Fig. 4: JNK activity in early puc expressing neurons affects mitochondrial axonal transport.

a and b Flat-prepped, stage 16 embryos expressing Mito-GFP under the control of the RN2-Gal4 (a) and MzVum-Gal4 (b) lines immunostained for GFP (gray scale - top panels and green - bottom panels) and Fas2 (magenta - bottom panel). The grey rectangle marks the medial part of the ISN, where mitochondrial axonal transport was monitored (see Supplementary Movie 3).
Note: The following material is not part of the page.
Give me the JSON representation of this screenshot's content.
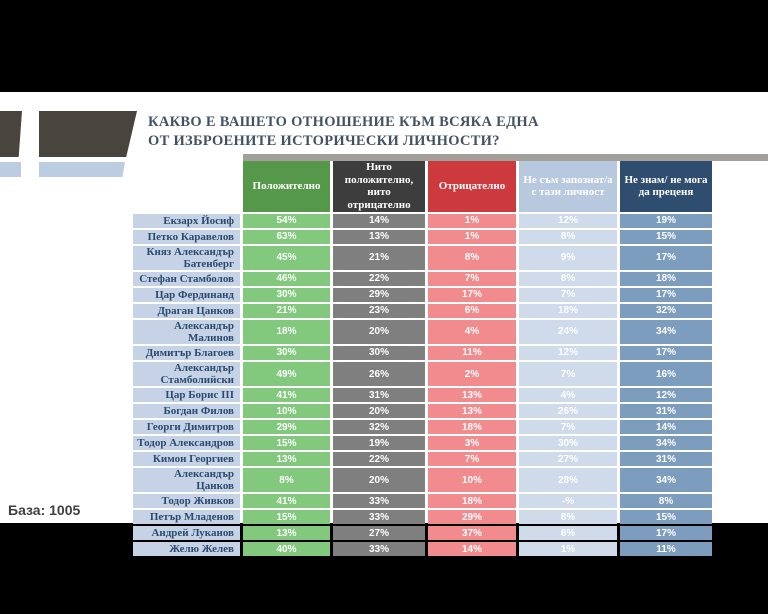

Scale bar is 25 µm. c and d Histograms showing mitochondrial density and directional motility in control (grey) versus Hep^CA expressing (green) aCC/RP2 (c) and VUM motoneurons (d) (n = 9 for RN2 controls, n = 8 for RN2 experimental, n = 9 for MzVum controls and n = 8 for MzVum experimental). Data presented as mean ± SD. Parametric student t-tests were employed. Statistically significant differences were observed between control and JNK overactive neurons for both conditions [RN2 total (*p = 0.0266), RN2 retrograde (p = 0.1884), RN2 paused (p = 0.5501), RN2 anterograde (p = 0.0966), VUMs total (***p < 0.0001), VUMs retrograde (**p = 0.0046), VUMs paused (p = 0.6968) and VUMs anterograde (p = 0.1003). e and f Lifetime range distribution (expressed as per-unit) of motile mitochondria in aCC/RP2 (grey) and Hep^CA expressing (green) embryos. g and h Mean velocity range distribution (expressed as per-unit) comparison of motile mitochondria in aCC/RP2 (g) and VUMs (h) motoneurons between control (grey) and JNK gain-of-function (green) conditions. For both sets of motoneurons the distribution was shifted to higher velocity classes in JNK hyperactive neurons.